Amanda Filipacchi | |
Birth Date: | October 10, 1967 |
Birth Place: | Paris, France |
Occupation: | Novelist |
Nationality: | American, French |
Education: | Hamilton College (BA) Columbia University |
Period: | 1993–present |
Genre: | Literary fiction |
Parents: | Daniel Filipacchi, Sondra Peterson |
Movement: | Postmodern |
Amanda Filipacchi (; born October 10, 1967) is an American novelist. She was born in Paris and educated in both in France and in the U.S. She is the author of four novels, Nude Men (1993), Vapor (1999), Love Creeps (2005), and The Unfortunate Importance of Beauty (2015). Her fiction has been translated into 13 languages.[1]
Filipacchi was born in Paris, and was educated in France (where she attended the American School of Paris in St. Cloud[2]) and in the U.S. She is the daughter of former model Sondra Peterson and Daniel Filipacchi, chairman emeritus of Hachette Filipacchi Médias.[3] She has been writing since the age of thirteen and completed three unpublished novels in her teenage years. She has been living in New York since she was 17.[4] She attended Hamilton College, from which she graduated with a BA in Creative Writing. At age 20, she tried her hand at non-fiction writing at Rolling Stone magazine.[2] In 1990, Filipacchi enrolled in Columbia University's MFA fiction writing program, where she wrote a master's thesis which she later turned into her first published novel, Nude Men.
In 1992, when Filipacchi was 24, a time shortly before her graduation, her agent, Melanie Jackson, sold Nude Men to Nan Graham at Viking Press. The novel was later translated into ten languages[5] and was anthologized in The Best American Humor 1994 (published by Simon & Schuster).[6]
Filipacchi's second and third novels, Vapor (1999) and Love Creeps (2005, a novel about obsessive love[7] and stalking respectively[8]), were also translated into multiple languages.[9] In 2005, Filipacchi was invited to participate in the 2005 Saint-Amour literary festival, a 10-city tour through Belgium.[10] Reviewers have called Filipacchi "a prodigious postfeminist talent",[11] and a "lovely comic surrealist".[12] The Boston Globe described her writing style as "reminiscent in certain ways of Muriel Spark ... brisk, witty, knowing, mischievous."[13] Love Creeps (referred to in a review by Alexis Soloski in The Village Voice as having "oddball situations and merrily acidic dialogue"[14]) was one of The Village Voices top 25 books of the year,[15] and was included in the syllabus of a course on the comic novel in Columbia University's graduate creative writing program.[16] [17]
In August 2013, Filipacchi sold her novel, The Unfortunate Importance of Beauty, to Norton.
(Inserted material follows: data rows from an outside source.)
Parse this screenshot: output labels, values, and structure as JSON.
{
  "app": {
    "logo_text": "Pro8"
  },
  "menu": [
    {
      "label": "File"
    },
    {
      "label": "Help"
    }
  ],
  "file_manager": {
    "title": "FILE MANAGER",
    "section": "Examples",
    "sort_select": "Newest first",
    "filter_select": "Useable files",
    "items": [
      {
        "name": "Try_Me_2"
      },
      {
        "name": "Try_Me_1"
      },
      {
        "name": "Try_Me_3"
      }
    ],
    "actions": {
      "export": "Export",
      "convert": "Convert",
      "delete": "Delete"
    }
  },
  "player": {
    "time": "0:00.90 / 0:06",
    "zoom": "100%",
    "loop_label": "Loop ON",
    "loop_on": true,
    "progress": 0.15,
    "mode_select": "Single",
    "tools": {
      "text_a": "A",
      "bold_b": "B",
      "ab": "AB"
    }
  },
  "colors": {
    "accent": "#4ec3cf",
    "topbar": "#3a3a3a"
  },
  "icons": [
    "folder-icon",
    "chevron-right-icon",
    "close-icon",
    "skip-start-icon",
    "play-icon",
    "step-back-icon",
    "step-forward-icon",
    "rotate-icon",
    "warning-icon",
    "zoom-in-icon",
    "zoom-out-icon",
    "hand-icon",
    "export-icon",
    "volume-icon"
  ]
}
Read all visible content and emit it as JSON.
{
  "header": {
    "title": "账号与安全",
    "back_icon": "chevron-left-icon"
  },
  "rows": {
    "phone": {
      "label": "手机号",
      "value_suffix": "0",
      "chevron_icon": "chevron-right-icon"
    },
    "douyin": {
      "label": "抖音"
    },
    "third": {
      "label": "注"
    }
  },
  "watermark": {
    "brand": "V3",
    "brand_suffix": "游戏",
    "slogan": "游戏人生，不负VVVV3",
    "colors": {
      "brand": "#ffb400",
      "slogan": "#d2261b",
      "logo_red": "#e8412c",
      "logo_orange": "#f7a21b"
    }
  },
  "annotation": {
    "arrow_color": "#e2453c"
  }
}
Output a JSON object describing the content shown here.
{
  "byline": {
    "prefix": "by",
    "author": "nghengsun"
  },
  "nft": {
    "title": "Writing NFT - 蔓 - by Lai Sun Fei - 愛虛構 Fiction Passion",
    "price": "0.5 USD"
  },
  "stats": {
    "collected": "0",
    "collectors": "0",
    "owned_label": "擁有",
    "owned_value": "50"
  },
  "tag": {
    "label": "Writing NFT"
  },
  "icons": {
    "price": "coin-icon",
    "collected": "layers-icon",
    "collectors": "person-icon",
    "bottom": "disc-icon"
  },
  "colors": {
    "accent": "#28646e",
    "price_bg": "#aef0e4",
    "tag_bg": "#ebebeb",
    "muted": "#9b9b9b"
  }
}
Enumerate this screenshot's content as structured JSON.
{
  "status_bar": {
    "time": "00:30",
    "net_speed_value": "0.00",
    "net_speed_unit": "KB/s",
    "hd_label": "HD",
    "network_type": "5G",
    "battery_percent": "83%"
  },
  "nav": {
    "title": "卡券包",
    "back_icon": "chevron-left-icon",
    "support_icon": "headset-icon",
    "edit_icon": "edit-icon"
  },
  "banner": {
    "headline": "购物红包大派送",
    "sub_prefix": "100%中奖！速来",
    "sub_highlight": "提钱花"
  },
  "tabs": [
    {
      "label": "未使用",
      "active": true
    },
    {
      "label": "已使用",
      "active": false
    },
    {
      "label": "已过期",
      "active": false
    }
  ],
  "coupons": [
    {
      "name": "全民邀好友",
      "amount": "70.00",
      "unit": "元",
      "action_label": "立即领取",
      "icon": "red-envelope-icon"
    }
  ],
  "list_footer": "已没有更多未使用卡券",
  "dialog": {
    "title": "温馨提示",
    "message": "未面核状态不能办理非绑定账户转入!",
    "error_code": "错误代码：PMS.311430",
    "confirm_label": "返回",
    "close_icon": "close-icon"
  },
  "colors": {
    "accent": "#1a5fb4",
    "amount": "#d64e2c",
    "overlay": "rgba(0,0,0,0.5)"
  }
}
According to the publisher, the novel deals with two women going to elaborate lengths to find love.[18] Bustle and HuffPost included it in lists of the most anticipated books of 2015.[19] [20]
In an April 2013 op-ed for The New York Times, Filipacchi criticized Wikipedia for moving female writers into subcategories like "American women novelists" and out of general categories such as "American novelists", calling it a "small, easily fixable thing" that hindered women's equality. She suggested that people may use Wikipedia categories "to get ideas for whom to hire, or honor, or read" and unquestioningly use the "American novelists" list.[21] Other writers and commentators echoed her concerns about the perceived minimization of female novelists.[22] [23] In a follow-up piece, Filipacchi stated that editors had targeted her Wikipedia biography page in retaliation for her criticism,[24] which Andrew Leonard covered in more detail in Salon. Leonard quoted several combative remarks made by the primary proponent of "revenge editing" who was later revealed to be writer Robert Clark Young.[25] [26] Filipacchi later wrote in The Atlantic that the separate categorization of female novelists was not the work of a single editor, listing seven involved users.[27] Three months later, wrote a personal essay for The Wall Street Journal, which more humorously described the aftermath of the controversy, discussing how she became engrossed in discussions on Wikipedia and criticism site Wikipediocracy.[28]